MORE FROM EDTECH: Get a pro's advice on improving risk management at your institution.
Institutions can also fight fire with fire, using hackers’ tools against them. But while machine learning could help fix vulnerabilities and analyze user behavior to develop ideal security settings, for example, it’s also important to build security into systems from the start.
At the University of California, San Diego, the newly created Halıcıoğlu Data Science Institute aims to explore the scientific foundations of data science. Yoav Freund, a professor at the Jacobs School of Engineering and an HDSI adviser, says organizations must use people and computing power in concert. Computers can detect suspicious data, but only humans have the agency to act on it.
That means staff and students must understand both threats and solutions. “The main thing is really education,” says Freund. “Educate kids that these things are out there and educate them in terms of the tools they can use to verify what is fake and what is real.”
Here’s some more advice from the experts.
Practice Good Cybersecurity Hygiene
“The security for many enterprises is considerably worse than you’d think,” says Deian Stefan, who’s also a professor at UCSD’s engineering school and an HDSI adviser.
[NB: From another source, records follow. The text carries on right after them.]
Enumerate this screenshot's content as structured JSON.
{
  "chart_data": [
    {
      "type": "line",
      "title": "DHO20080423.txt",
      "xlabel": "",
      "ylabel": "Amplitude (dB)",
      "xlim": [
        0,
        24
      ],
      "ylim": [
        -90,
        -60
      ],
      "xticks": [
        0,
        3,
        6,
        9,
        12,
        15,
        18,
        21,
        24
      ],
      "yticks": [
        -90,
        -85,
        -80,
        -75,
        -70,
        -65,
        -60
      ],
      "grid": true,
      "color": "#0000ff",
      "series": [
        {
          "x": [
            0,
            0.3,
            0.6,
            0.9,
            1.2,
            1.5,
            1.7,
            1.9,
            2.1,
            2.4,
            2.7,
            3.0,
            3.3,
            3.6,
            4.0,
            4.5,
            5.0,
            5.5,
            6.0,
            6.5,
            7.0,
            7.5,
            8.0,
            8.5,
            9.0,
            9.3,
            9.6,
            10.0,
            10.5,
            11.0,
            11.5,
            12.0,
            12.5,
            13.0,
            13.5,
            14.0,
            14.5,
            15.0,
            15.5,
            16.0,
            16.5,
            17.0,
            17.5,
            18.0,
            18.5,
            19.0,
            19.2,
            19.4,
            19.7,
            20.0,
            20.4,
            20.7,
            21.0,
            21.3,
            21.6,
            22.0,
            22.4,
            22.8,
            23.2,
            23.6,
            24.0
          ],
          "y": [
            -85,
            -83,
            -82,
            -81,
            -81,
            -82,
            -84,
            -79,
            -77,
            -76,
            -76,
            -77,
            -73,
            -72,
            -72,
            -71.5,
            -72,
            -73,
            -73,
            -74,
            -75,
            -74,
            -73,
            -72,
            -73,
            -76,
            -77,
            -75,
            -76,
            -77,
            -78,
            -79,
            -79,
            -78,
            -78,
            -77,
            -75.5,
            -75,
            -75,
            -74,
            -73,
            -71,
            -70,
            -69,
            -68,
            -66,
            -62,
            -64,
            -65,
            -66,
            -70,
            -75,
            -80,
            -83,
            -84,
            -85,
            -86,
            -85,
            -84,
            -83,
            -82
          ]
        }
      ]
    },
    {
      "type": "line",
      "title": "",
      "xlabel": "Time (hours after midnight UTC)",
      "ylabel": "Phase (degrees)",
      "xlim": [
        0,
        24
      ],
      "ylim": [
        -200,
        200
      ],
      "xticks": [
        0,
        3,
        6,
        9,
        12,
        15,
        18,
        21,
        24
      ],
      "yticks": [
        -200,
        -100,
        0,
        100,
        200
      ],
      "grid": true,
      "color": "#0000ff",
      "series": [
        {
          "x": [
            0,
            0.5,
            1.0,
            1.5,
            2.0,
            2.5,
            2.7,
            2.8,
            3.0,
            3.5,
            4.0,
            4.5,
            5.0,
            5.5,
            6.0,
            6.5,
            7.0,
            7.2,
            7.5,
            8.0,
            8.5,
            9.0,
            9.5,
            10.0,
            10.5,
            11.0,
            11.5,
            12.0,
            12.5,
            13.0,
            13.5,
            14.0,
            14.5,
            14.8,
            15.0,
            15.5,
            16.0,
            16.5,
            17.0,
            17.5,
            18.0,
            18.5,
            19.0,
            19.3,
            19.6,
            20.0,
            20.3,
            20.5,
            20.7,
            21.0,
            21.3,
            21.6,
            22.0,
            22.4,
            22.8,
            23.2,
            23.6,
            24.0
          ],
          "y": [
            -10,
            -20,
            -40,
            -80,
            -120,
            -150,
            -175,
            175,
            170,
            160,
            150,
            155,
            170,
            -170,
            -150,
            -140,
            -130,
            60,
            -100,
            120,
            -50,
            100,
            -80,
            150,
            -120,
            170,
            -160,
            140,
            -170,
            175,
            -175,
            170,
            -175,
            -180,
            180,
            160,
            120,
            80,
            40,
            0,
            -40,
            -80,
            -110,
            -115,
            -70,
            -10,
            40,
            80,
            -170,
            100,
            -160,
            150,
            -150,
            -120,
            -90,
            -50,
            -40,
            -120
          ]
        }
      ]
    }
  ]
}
That means every institution likely has room to tighten its environments, resources, storage, networking and monitoring. “Make sure to fence your applications and your resources to be sure they’re only being used for proper activity,” Suby says. That will prevent resource leakage and make sure that attackers don’t have greater capabilities than legitimate users.
Monitor Usage of Cloud Platforms on Campus
In addition to the many commercial tools that monitor server and network usage, cloud platforms offer monitoring capabilities that can reduce the risk of malicious use of resources. In addition enterprise-level implementation, IT staff can work to raise awareness of these capabilities among staff and students who choose their own cloud-based productivity tools.
Use a Secure Runtime Monitor
Be sure to choose a secure solution that lets you specify security policies. “Even if you get compromised, the runtime monitor ensures that the attacker can’t reach your data,” Stefan says.
Eventually, machine learning will perform tasks such as evaluating user-application interactions to set session durations accordingly, limiting the window of opportunity for cybercriminals, Suby says. And, as the IT community becomes more aware of resources and gets better at monitoring them, it will be harder for criminals to steal them.
“If you step back and ask, ‘How do we do this right? How do we invest time and money into solving the problems?’ there’s a payoff,” says Stefan.